With a flaky, light crust and superb filling, Puff-topped Fish Pie is an economical dish that makes a wonderful family meal. The creamy filling is simple and flavorful.
Puff-topped Fish Pie

Puff-topped Fish Pie
Prep time
Cook time
Total time
Recipe type: Main Course
Cuisine: British
Serves: 4
  • 12 ounces wild Alaska salmon fillets
  • 12 ounces wild Alaska pollack fillets
  • 3/4 pint milk
  • 1 bay leaf
  • 4 ounces broccoli, broken into small florets
  • 1 1/2 ounces butter
  • 1 bunch spring onions, sliced
  • 1 1/2 ounces plain flour
  • 2 ounces frozen peas, thawed
  • 1 Tablespoon chopped fresh parsley
  • 13 ounces ready-rolled puff pastry sheet, defrosted if frozen
  • beaten egg or milk, to glaze
  • salt and freshly ground black pepper
  1. Put the fillets of salmon and pollack into a large frying pan with the milk and bay leaf. Bring up to the boil, then reduce the heat and simmer for about 5 to 6 minutes, until the fish is cooked. Remove from the heat and cool for 10 minutes, then strain off and reserve the liquid. Set aside the fish.
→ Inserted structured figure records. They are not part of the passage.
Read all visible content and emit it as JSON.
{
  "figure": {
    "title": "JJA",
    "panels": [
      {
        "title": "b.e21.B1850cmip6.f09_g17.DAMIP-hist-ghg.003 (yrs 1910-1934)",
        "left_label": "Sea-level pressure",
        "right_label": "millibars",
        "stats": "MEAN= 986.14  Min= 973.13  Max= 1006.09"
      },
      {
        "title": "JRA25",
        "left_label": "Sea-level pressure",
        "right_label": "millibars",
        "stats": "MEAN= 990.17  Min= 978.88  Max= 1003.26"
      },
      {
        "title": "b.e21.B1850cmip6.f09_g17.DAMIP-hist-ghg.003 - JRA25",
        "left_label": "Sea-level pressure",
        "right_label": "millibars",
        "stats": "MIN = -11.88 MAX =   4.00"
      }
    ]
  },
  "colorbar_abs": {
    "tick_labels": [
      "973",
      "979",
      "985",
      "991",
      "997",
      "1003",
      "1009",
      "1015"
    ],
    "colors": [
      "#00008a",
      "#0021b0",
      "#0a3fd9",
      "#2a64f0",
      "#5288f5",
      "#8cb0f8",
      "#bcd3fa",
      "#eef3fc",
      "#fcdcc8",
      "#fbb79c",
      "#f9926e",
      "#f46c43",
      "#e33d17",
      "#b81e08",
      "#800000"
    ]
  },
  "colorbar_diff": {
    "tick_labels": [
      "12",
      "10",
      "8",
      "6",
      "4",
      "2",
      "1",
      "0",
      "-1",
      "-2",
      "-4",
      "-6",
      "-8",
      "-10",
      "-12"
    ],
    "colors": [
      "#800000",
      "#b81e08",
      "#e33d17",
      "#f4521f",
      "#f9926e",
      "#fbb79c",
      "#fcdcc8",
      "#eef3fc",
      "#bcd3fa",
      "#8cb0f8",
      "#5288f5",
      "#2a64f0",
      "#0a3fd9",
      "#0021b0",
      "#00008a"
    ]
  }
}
  2. Meanwhile, cook the broccoli in a small amount of lightly salted boiling water for 4 to 5 minutes. Drain thoroughly.
  3. Melt the butter in a large saucepan and gently fry the spring onions for 2 minutes, until softened, but not browned. Add the flour to the saucepan. Stir and cook gently over a low heat for 1 minute, then remove from the heat.
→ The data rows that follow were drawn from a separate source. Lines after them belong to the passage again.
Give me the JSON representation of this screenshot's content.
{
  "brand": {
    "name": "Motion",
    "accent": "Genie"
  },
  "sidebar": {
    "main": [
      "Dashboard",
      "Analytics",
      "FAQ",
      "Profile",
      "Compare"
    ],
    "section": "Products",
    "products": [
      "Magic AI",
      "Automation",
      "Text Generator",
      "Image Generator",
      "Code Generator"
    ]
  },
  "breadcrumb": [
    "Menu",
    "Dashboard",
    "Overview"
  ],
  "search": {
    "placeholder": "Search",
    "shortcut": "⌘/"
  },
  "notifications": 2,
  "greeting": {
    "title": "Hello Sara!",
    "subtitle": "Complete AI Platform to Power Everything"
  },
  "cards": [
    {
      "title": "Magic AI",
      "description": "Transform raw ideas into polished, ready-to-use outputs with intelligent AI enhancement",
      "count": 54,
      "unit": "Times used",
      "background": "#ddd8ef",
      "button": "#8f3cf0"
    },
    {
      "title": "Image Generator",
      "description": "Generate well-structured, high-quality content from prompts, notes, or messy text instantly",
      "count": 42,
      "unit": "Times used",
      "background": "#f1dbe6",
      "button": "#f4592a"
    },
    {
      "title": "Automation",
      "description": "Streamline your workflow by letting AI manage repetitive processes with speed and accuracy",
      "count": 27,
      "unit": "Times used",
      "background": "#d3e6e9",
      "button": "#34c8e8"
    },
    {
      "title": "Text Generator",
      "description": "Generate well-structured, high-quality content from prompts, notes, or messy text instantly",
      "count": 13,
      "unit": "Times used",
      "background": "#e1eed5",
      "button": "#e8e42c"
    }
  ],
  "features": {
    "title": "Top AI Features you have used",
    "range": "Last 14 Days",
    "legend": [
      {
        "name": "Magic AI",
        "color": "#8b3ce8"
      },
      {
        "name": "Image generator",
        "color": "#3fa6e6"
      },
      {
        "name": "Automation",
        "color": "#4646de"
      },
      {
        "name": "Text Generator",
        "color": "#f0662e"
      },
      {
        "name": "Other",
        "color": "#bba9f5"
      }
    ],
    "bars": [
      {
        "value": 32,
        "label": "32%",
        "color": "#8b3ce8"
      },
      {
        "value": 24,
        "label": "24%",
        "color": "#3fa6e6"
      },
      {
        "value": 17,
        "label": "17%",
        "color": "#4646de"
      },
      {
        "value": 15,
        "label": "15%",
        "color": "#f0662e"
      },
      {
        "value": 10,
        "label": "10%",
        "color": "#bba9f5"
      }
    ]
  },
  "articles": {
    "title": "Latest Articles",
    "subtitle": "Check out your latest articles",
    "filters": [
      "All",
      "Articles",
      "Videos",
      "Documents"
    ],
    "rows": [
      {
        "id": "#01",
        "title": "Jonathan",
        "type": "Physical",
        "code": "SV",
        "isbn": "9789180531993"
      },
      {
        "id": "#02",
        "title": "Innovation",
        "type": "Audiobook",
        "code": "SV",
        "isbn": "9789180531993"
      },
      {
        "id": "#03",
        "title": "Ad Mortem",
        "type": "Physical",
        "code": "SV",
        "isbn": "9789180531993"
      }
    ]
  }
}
  4. Gradually add the reserved liquid from cooking the fish, stirring well to mix it in. Return to the heat and bring to the boil, stirring constantly until the sauce is smooth and thick. Add the broccoli, peas and parsley, mixing together well. Season to taste.
  5. Preheat the oven to 425 deg. F . Lightly grease a 1 quart pie dish.
  6. Unroll the pastry sheet, invert the pie dish on top, then cut around the edge to give you the lid, cutting the pastry about 1/2 inch extra all the way round, to allow for an overlap and to counteract any shrinkage.
  7. Break up the fish into large chunks and put them into the pie dish. Pour the sauce on top. Lift the pastry lid on top and cut a small hole in the center to allow steam to escape. Brush the pastry with beaten egg or milk, then bake for 25 to 30 minutes until risen and golden brown.